- Further Concentration in the Larger Stocks
- Advance/Decline Lines are Near Record Highs
- Long-Term Breadth Trends are Strong but Diverging
- Intermediate and Short-Term Trends are Weaker
- NYSE Lows are Not Flashing a Warning
Chart in Focus:
Further signs of concentration. We have highlighted this chart for the past two weeks as it shows us how leadership continues to concentrate in the larger names in the S&P 500. Relative to the Cap Weighted Index, the Equal Weighted S&P 500 has moved lower over the past week, further below the flat 50-day moving average. The 14-day RSI of the ratio may be shifting into a bearish regime after making a lower high as price tested resistance at the 2012 lows.

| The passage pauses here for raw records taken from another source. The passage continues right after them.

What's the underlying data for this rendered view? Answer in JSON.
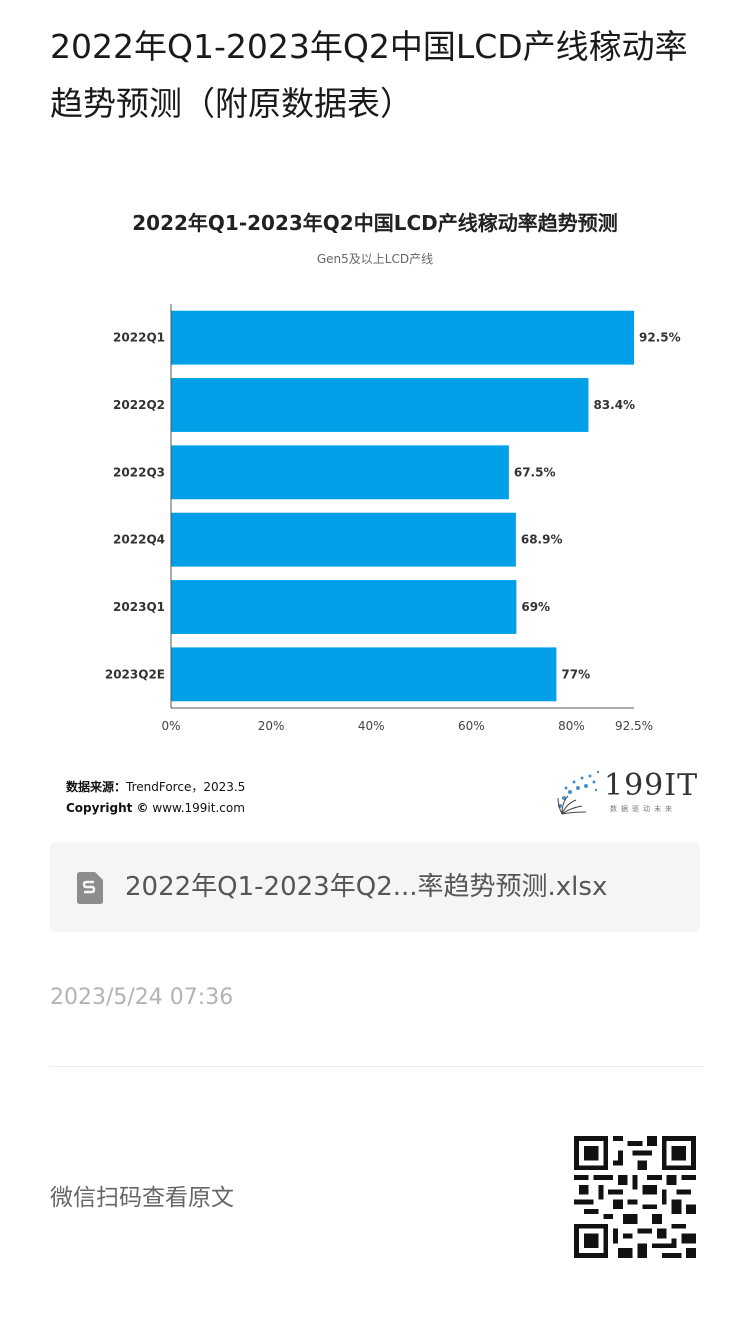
{
  "article": {
    "title": "2022年Q1-2023年Q2中国LCD产线稼动率趋势预测（附原数据表）"
  },
  "chart_data": {
    "type": "bar",
    "orientation": "horizontal",
    "title": "2022年Q1-2023年Q2中国LCD产线稼动率趋势预测",
    "subtitle": "Gen5及以上LCD产线",
    "categories": [
      "2022Q1",
      "2022Q2",
      "2022Q3",
      "2022Q4",
      "2023Q1",
      "2023Q2E"
    ],
    "values": [
      92.5,
      83.4,
      67.5,
      68.9,
      69,
      77
    ],
    "value_labels": [
      "92.5%",
      "83.4%",
      "67.5%",
      "68.9%",
      "69%",
      "77%"
    ],
    "xlim": [
      0,
      92.5
    ],
    "x_ticks": [
      0,
      20,
      40,
      60,
      80,
      92.5
    ],
    "x_tick_labels": [
      "0%",
      "20%",
      "40%",
      "60%",
      "80%",
      "92.5%"
    ],
    "bar_color": "#00a0e9",
    "grid": false,
    "legend": "none"
  },
  "source": {
    "label": "数据来源：",
    "text": "TrendForce，2023.5",
    "copyright_label": "Copyright ©",
    "copyright_text": "www.199it.com"
  },
  "logo": {
    "text": "199IT",
    "subtext": "数据驱动未来"
  },
  "attachment": {
    "icon": "spreadsheet-file-icon",
    "name": "2022年Q1-2023年Q2...率趋势预测.xlsx"
  },
  "post": {
    "date": "2023/5/24 07:36"
  },
  "footer": {
    "wechat_text": "微信扫码查看原文",
    "qr_icon": "qr-code-icon"
  }
}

The Advance/Decline for the NYSE is above the 50-day moving average and just below the record high that was reached in the middle of June. While this indicator made a new high ahead of the S&P 500, it is not confirming the high for the index currently but isn’t that far off. Bullish investors want to see the A/D Line advance from this level to get in gear with equity prices.
After finding support at the 50-day moving average, the NYSE’s Advancing – Declining Volume indicator is trying to move higher with equity prices. Here too, the indicator is not confirming the record highs of the S&P 500, leaving a divergence in place which would become an issue should the index fail to hold above its own 50-day moving average.
The 5-day moving averages of issues on the NYSE making new 52-week and six-month lows have moved lower over the past week. Both currently stand at less than 1%. As we wrote last week, equity bulls want to see these averages remains near the bottom of their respective charts, as a rise would signal the prospects for a move lower in stock prices broadly.
The percentage of issues on the NYSE that are trading above their respective 200-day moving averages is roughly flat with the levels that were seen last week, holding above support. The bullish side of the argument is that this metric remains above 60%. The bears will argue that the series of lower highs points to weakening breadth and a lack of confirmation of the record highs for the S&P 500.
The percentage of issues on the NYSE that are trading above their respective 50-day moving averages is also relatively flat with last week’s levels. The metric is holding below the 60% mark and continues to make lower highs. The lack of confirmation of the record highs for the S&P 500 is notable.
The percentage of NYSE issues trading above their respective 20-day moving averages is holding below 50% once again this week. With the S&P 500 continuing to grind to the upside, we would expect to see more improvement in this measure of short-term breadth.
S&P 500 Breadth
Breadth metrics for the S&P 500 paint a similar picture to what is seen on the NYSE. The Advance/Decline Line is near record levels but is not yet confirming the record levels of the index. The percentage of stocks above their respective 200-day moving averages is strong but has been making lower highs since topping in April. The percentage of stocks above their 50 and 20-day moving averages are both below 50%.
Small Cap Breadth
Small Cap breadth tells the same story. The Advance/Decline Line is holding above the 50-day moving average but is not confirming price highs. The percentage of stocks above their 200-day moving averages is over 80%, but we note the series of lower highs and lower lows. In the intermediate-term, the percentage of stocks above their 50-day moving averages is weak at just over 45%. The short-term trend is even weaker at less than 35%.
Across the major markets in the U.S., breadth metrics have failed to confirm record price highs. We view these divergences as a “warning flag”, but the divergence needs to deepen for us to get concerned. As with all divergences, they must be confirmed with a breakdown in price. For now, the key levels to watch for the S&P 500 are the 50-day moving average and near-term support at the 4,250 level.